None of it was easy. What I ended up having to do was sort of figure out was why the desire to do it was still there after all this time? I came to an understanding that I’d never really done what I always wanted to do, which was write the kinds of songs that I loved when I was much younger. Those are not punk rock songs at all. They’re the songs on the radio—more AOR things. I gave myself permission to try to appeal to my 14-year-old self and that made it a lot more fun.
When did you start recording everything?
I started recording demos in 2019 and sending them to Gilly and Paul. There was about five new songs. Then we decided that in August, we should try getting together and playing and see what happens. We played for a week and it was really fun. We decided the next thing would be to record, and I was talking to Joanna Bolme about it—she’d been a producer on our last two records. I asked her to do it again and she and her husband, Gary Jarman, offered to record us. So in November, we went into the studio in their house and recorded the single. And we also shot a video that week. I’ve gone back to Portland, and we recorded eight more songs.

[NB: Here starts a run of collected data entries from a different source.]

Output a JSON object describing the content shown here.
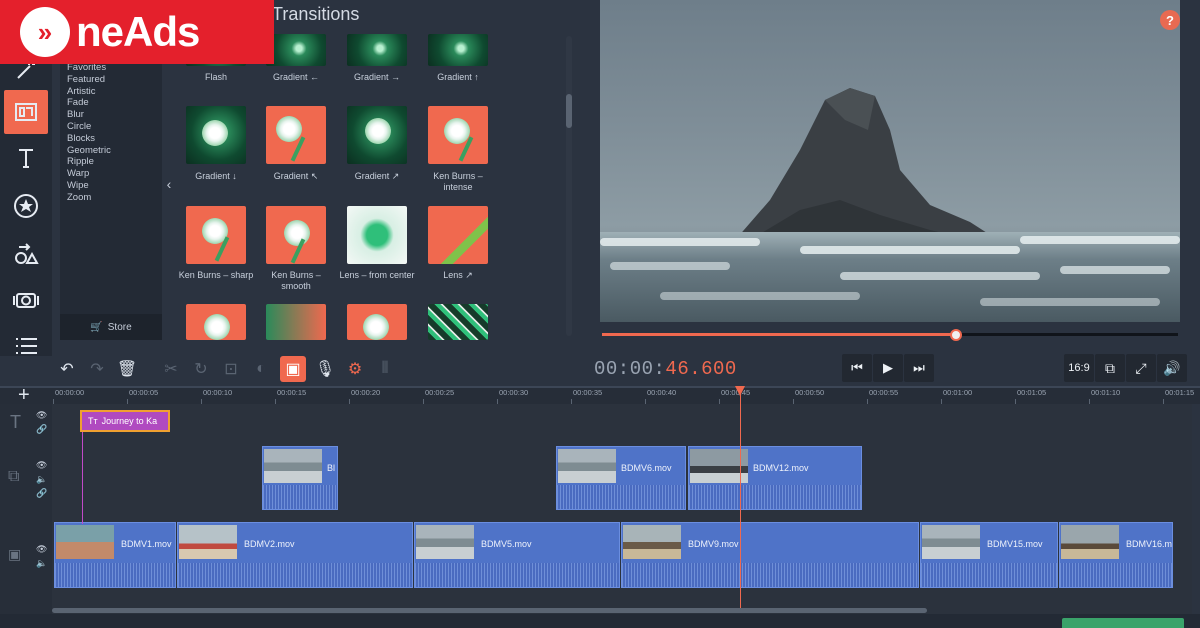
{
  "logo": {
    "text": "neAds"
  },
  "transitions": {
    "title": "Transitions",
    "categories": [
      "Favorites",
      "Featured",
      "Artistic",
      "Fade",
      "Blur",
      "Circle",
      "Blocks",
      "Geometric",
      "Ripple",
      "Warp",
      "Wipe",
      "Zoom"
    ],
    "store_label": "Store",
    "items": [
      {
        "label": "Flash"
      },
      {
        "label": "Gradient ←"
      },
      {
        "label": "Gradient →"
      },
      {
        "label": "Gradient ↑"
      },
      {
        "label": "Gradient ↓"
      },
      {
        "label": "Gradient ↖"
      },
      {
        "label": "Gradient ↗"
      },
      {
        "label": "Ken Burns – intense"
      },
      {
        "label": "Ken Burns – sharp"
      },
      {
        "label": "Ken Burns – smooth"
      },
      {
        "label": "Lens – from center"
      },
      {
        "label": "Lens ↗"
      }
    ]
  },
  "player": {
    "timecode_main": "00:00:",
    "timecode_accent": "46.600",
    "progress": 0.615,
    "aspect_label": "16:9",
    "help_label": "?"
  },
  "timeline": {
    "ticks": [
      "00:00:00",
      "00:00:05",
      "00:00:10",
      "00:00:15",
      "00:00:20",
      "00:00:25",
      "00:00:30",
      "00:00:35",
      "00:00:40",
      "00:00:45",
      "00:00:50",
      "00:00:55",
      "00:01:00",
      "00:01:05",
      "00:01:10",
      "00:01:15"
    ],
    "title_clip": "Journey to Ka",
    "overlay_clips": [
      {
        "name": "Bl"
      },
      {
        "name": "BDMV6.mov"
      },
      {
        "name": "BDMV12.mov"
      }
    ],
    "main_clips": [
      {
        "name": "BDMV1.mov"
      },
      {
        "name": "BDMV2.mov"
      },
      {
        "name": "BDMV5.mov"
      },
      {
        "name": "BDMV9.mov"
      },
      {
        "name": "BDMV15.mov"
      },
      {
        "name": "BDMV16.m"
      }
    ]
  },
  "colors": {
    "accent": "#f0694f",
    "clip": "#4f73c8",
    "title_clip": "#b04ac0",
    "logo": "#e4202c"
  }
}
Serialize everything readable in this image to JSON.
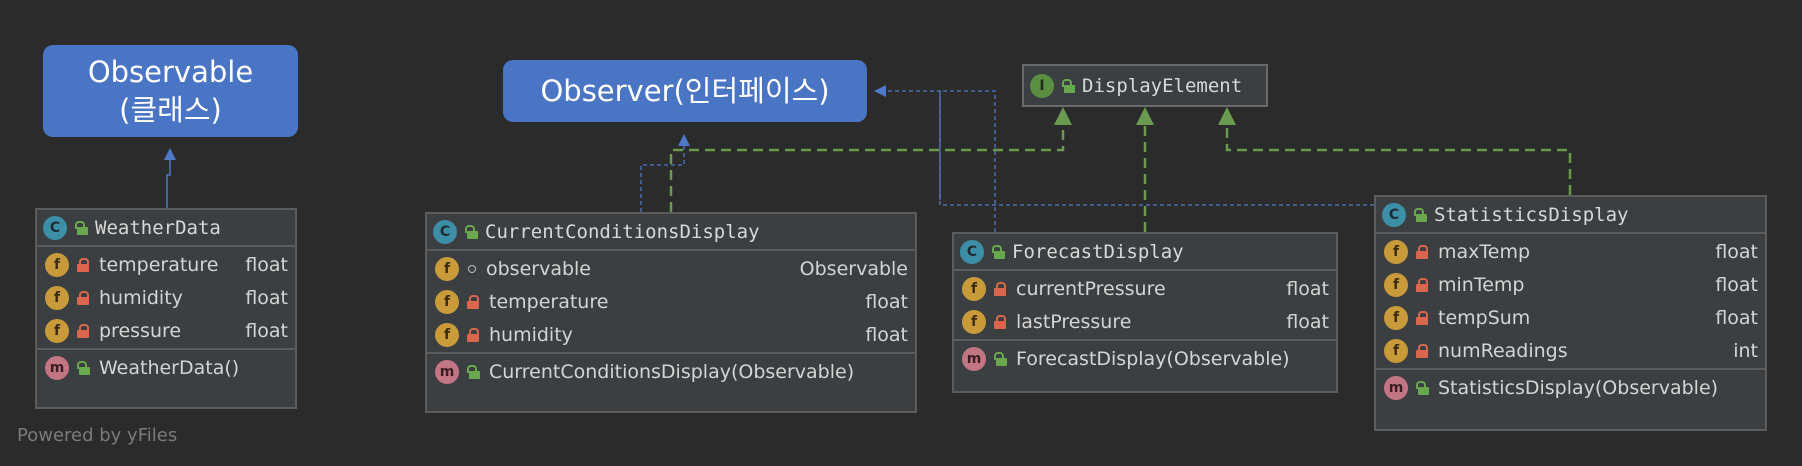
{
  "callouts": {
    "observable": {
      "line1": "Observable",
      "line2": "(클래스)"
    },
    "observer": {
      "label": "Observer(인터페이스)"
    }
  },
  "interface": {
    "badge": "I",
    "title": "DisplayElement"
  },
  "classes": {
    "weather_data": {
      "badge": "C",
      "title": "WeatherData",
      "fields": [
        {
          "badge": "f",
          "name": "temperature",
          "type": "float"
        },
        {
          "badge": "f",
          "name": "humidity",
          "type": "float"
        },
        {
          "badge": "f",
          "name": "pressure",
          "type": "float"
        }
      ],
      "methods": [
        {
          "badge": "m",
          "name": "WeatherData()"
        }
      ]
    },
    "current": {
      "badge": "C",
      "title": "CurrentConditionsDisplay",
      "fields": [
        {
          "badge": "f",
          "name": "observable",
          "type": "Observable"
        },
        {
          "badge": "f",
          "name": "temperature",
          "type": "float"
        },
        {
          "badge": "f",
          "name": "humidity",
          "type": "float"
        }
      ],
      "methods": [
        {
          "badge": "m",
          "name": "CurrentConditionsDisplay(Observable)"
        }
      ]
    },
    "forecast": {
      "badge": "C",
      "title": "ForecastDisplay",
      "fields": [
        {
          "badge": "f",
          "name": "currentPressure",
          "type": "float"
        },
        {
          "badge": "f",
          "name": "lastPressure",
          "type": "float"
        }
      ],
      "methods": [
        {
          "badge": "m",
          "name": "ForecastDisplay(Observable)"
        }
      ]
    },
    "statistics": {
      "badge": "C",
      "title": "StatisticsDisplay",
      "fields": [
        {
          "badge": "f",
          "name": "maxTemp",
          "type": "float"
        },
        {
          "badge": "f",
          "name": "minTemp",
          "type": "float"
        },
        {
          "badge": "f",
          "name": "tempSum",
          "type": "float"
        },
        {
          "badge": "f",
          "name": "numReadings",
          "type": "int"
        }
      ],
      "methods": [
        {
          "badge": "m",
          "name": "StatisticsDisplay(Observable)"
        }
      ]
    }
  },
  "footer": {
    "text": "Powered by yFiles"
  },
  "colors": {
    "background": "#2b2b2c",
    "callout": "#4a74c4",
    "implements_edge": "#6a9a4f",
    "dependency_edge": "#4f78c8"
  }
}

As you know, this interview is going to be part of our Queer Week, and part of the reason I wanted to speak to you was to get your perspective on what it was like being a gay man in Portland during the years you were living here. Was it a mostly positive experience for you?
I never ran into any problems or prejudice. It was more that it was lonely. I wasn’t really in a relationship for most of the time that I was there. And this was before the Internet and the only way to meet people was to go out to bars, which were all on Stark Street [now Harvey Milk Street]. So every weekend, I would walk downtown and go to these bars, and most of the time never met anybody and then I would walk home. That’s what most of the No. 2 songs are about: walking downtown. It was probably for personal reasons. It’s not anything characteristic to the Pacific Northwest or anything like that. I ended up coming here because I’m in a relationship with two men and we’ve been together as three for over 18 years now. I met them while I was in Portland and they were visiting. Right now, I’m staying at their house in Connecticut, but normally we commute between New York and Connecticut.

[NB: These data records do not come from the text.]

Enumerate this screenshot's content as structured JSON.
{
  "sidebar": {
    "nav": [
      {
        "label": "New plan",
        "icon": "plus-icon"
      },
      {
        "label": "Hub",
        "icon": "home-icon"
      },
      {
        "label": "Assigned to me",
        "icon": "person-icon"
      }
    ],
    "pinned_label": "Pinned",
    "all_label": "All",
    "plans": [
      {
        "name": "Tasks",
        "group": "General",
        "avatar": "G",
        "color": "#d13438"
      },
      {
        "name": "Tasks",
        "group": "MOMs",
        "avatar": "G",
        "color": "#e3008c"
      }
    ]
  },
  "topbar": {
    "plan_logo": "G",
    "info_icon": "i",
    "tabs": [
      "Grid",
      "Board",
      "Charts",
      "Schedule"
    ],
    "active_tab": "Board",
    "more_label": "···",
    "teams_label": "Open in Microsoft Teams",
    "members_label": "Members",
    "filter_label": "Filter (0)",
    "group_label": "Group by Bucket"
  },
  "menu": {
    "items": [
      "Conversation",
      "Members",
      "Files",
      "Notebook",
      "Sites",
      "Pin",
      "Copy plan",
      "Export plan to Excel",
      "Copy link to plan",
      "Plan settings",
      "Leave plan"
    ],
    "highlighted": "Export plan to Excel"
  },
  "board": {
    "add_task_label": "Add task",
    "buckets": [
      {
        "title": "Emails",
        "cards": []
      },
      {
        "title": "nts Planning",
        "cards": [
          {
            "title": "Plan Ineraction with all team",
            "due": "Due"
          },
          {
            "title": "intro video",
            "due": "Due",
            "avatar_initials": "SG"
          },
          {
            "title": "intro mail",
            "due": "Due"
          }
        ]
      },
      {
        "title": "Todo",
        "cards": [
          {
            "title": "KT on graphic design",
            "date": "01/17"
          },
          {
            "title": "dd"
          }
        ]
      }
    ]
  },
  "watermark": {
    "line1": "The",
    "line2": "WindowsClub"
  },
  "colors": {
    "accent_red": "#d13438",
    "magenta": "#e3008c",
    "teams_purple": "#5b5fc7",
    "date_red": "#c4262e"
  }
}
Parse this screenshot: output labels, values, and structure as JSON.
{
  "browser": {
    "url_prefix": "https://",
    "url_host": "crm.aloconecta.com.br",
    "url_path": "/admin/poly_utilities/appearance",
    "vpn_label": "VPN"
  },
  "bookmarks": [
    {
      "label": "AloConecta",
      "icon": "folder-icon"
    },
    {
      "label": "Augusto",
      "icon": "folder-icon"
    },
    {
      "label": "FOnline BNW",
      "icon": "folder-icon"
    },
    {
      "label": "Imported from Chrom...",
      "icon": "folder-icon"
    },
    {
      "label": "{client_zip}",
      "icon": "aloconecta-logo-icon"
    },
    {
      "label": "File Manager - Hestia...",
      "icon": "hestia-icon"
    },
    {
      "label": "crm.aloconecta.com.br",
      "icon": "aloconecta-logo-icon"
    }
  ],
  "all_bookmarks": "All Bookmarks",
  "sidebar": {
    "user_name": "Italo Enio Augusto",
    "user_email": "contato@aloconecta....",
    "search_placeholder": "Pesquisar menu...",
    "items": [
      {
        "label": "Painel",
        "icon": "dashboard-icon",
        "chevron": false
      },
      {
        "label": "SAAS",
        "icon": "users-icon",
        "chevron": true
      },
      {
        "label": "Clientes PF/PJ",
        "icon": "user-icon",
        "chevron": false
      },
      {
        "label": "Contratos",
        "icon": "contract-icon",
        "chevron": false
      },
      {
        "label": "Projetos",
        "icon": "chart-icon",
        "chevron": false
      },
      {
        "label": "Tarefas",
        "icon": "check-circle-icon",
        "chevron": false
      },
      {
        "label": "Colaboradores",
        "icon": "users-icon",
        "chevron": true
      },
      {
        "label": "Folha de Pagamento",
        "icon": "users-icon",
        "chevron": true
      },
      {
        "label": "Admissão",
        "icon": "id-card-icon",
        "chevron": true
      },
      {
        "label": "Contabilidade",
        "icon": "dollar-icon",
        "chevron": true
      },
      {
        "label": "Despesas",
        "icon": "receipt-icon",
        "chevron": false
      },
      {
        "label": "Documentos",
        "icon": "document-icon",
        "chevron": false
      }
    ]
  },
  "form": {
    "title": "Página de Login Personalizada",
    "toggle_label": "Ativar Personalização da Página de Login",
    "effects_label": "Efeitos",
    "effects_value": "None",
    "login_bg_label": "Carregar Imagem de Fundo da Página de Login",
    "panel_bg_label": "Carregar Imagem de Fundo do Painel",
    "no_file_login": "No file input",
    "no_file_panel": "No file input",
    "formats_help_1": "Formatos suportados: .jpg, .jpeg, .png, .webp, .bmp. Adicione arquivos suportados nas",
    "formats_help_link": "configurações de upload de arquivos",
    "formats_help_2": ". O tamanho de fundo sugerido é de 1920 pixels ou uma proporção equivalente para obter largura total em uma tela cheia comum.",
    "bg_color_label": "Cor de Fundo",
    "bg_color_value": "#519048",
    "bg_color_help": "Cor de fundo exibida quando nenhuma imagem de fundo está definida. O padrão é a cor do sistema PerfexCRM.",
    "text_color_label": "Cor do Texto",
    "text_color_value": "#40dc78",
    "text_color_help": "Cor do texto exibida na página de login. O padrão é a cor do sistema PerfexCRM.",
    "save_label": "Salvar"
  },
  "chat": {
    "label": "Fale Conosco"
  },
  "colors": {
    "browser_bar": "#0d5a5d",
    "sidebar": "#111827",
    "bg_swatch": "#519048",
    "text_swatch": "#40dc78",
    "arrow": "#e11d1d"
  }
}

Outside of the pandemic, do you live together permanently or do you have space of your own?
I have my own apartment in Brooklyn. We own property together and we’re together about four nights a week. Right now, we’ve been living together all the time.
Has that been a fairly comfortable thing for everybody—being together nonstop now?

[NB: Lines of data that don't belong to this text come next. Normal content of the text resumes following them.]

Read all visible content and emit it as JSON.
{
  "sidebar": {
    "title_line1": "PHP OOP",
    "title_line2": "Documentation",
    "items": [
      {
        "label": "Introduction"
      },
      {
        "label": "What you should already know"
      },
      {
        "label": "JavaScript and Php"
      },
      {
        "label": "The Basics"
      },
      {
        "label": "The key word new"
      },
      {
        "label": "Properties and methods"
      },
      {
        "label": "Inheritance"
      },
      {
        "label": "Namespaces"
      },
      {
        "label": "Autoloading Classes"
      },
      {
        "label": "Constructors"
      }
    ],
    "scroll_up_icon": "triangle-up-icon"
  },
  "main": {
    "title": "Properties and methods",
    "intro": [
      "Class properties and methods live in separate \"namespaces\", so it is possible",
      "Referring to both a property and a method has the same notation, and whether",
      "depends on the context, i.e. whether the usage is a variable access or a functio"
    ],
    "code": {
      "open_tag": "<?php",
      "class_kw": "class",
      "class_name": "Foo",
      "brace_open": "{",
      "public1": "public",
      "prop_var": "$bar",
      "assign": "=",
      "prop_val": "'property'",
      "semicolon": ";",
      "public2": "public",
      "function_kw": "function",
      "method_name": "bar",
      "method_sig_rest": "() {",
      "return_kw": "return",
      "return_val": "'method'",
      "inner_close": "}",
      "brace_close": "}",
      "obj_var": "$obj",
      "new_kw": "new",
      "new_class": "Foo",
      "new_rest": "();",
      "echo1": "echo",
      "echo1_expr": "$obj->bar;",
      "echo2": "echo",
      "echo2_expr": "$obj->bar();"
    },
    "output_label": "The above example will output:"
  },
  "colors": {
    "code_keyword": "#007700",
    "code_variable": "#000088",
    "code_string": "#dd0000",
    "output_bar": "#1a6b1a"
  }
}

I mean, it’s like any other relationship, you know? It’s tough to figure out but we’ve been together for a very long time. So the comfort level is kind of built into it at this point.
Do you have any thoughts on how Portland has changed for gay men compared to how it was when you were still living here?
There’s no longer a central place to gather, except online. When I come back to Portland, I’m only there for about eight to 10 days and I’m playing music constantly, so I haven’t had time to really explore. But I wouldn’t even know where to go to. None of the places I used to go as a gay man are there anymore. A lot of places have completely disappeared over the last few years, which has been crazy to see.
I had one final, unrelated question. This year marks the 25th anniversary of the release of Elliott Smith’s second solo album. It came out during a time when Elliott was still playing music with you in Heatmiser. How was it for you to see him branching out on his own like that?
It was both amazing and really difficult. It was amazing because it was clear that, with that second record, he was exploding creatively. It was clear his process suddenly started to work really well. Heatmiser’s process was much different. It could be fraught at times. I think it was harder for him to be in Heatmiser than it was for him to do stuff by himself. To see him be so good away from the band was really difficult to accept and really understand. I was too young, and we weren’t really talking about it. It was a confusing time. He was saying that the band was still a priority. We moved to Portland to be in the band together. So once there were other things happening, we had to figure out how that was going to work and then it didn’t.